La lutte contre la pêche illégale passe aussi par une meilleure organisation des pêcheurs. À Pointe Sarène, l’Environmental Justice Foundation (Ejf) a annoncé que 779 pirogues ont été mises en conformité avec la réglementation grâce à son outil numérique DASE, qui facilite le suivi des embarcations et le respect des obligations légales. Une avancée saluée comme un levier de sécurité en mer et de gestion durable des ressources halieutiques.
Par Idrissa NIASSY
La pêche artisanale sénégalaise franchit une nouvelle étape vers une meilleure gouvernance. En misant sur la surveillance participative, la Direction régionale des pêches de Thiès, en collaboration avec l’Environmental Justice Foundation (Ejf) à travers son projet Global Toolkit, affirme avoir permis la mise en conformité de 779 pirogues en matière de permis de pêche pour l’année 2025-2026, et de port obligatoire des gilets de sauvetage.

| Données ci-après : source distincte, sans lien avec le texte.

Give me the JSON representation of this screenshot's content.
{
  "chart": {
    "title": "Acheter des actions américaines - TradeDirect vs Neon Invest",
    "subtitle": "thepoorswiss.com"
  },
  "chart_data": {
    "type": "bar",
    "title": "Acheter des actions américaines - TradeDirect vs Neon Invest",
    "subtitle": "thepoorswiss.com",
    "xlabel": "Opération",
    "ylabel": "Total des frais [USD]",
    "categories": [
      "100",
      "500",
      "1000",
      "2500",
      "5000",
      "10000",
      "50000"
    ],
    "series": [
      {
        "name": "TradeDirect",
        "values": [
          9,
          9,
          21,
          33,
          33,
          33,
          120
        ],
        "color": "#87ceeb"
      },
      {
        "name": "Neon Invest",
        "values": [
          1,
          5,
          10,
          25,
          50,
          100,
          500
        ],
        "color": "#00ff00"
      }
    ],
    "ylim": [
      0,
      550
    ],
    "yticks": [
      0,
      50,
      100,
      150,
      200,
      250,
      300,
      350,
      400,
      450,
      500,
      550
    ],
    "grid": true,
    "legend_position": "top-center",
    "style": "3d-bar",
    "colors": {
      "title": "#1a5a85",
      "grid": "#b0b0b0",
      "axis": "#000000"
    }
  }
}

Selon Ibrahima Lo, Chef régional de surveillance des pêches à Thiès, ces résultats ont été obtenus grâce au déploiement de DASE, un outil numérique qui associe les pêcheurs, les communautés et les autorités dans le suivi des embarcations. Il couvre 15 sites sur la zone côtière. « Le système facilite l’identification des pirogues en règle, renforce le contrôle des permis de pêche et encourage le respect des mesures de sécurité en mer », a-t-il déclaré lors d’une mission d’intégration des journalistes avec le soutien de Environnemental Justice Foundation sur le site de Pointe Sarène qui est une zone de reproduction.

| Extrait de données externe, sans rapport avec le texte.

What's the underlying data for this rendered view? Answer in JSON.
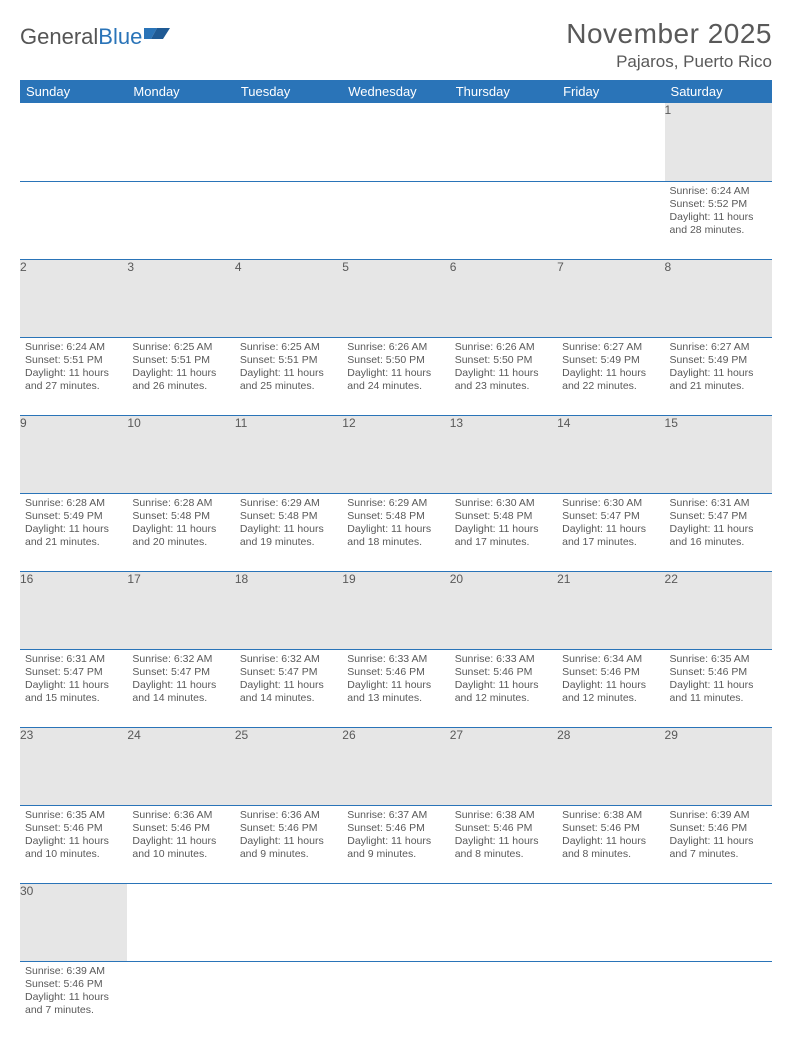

Cette mission entre dans le cadre de la promotion de la gouvernance participative et de la transparence pour une gestion durable des pêches. Le projet montre également que les solutions numériques peuvent renforcer les capacités des services de contrôle tout en impliquant directement les pêcheurs dans la protection de leur principal moyen de subsistance. Pour lui, il a permis non seulement aux pêcheurs de se conformer à la réglementation, mais de procéder à l’immatriculation et à la pose de plaques des pirogues. « Cette application nous a permis de suivre un peu l’importance, l’ampleur de la pêche INN. Parce que c’était des photos, des prises de vue qui ont été directement envoyées à notre direction au niveau de la Dpsp et après analyse, ils nous ont donné des conseils et nous ont indiqué des pistes, pour lors des prochaines sorties, pouvoir vraiment essayer de mieux contrôler et de mieux appréhender les contrevenants », a-t-il ajouté. Ce projet a également permis de renverser la tendance en améliorant la taille des captures. Ce qui a permis de passer de la juvénile à une espèce de taille marchande. « On est passé de la juvénile 14 cm à une espèce de taille marchande de 22 jusqu’à 23 cm de la sardine. Et on est passé de la caisse de sardinelle de 4000 F Cfa à la caisse de sardinelle de 22 à 27 000 F Cfa Aujourd’hui », a souligné M. Lo.
Dans sa prise de parole, Gilbert Waly Ndiaye, Ingénieur des pêches, et Chargé de programme au niveau de l’Ong Environnemental Justice Foundation qui intervient dans la protection de l’environnement de façon globale, et dans la pêche au Sénégal, a fait savoir que le projet Global Toolkit financé par l’Union européenne intervient sur trois piliers. Le premier pilier concerne le renforcement de la surveillance participative. Le deuxième, quant à lui, intervient dans le renforcement des Clpa (Commissions de surveillance). Le dernier consiste à renforcer les organisations nationales.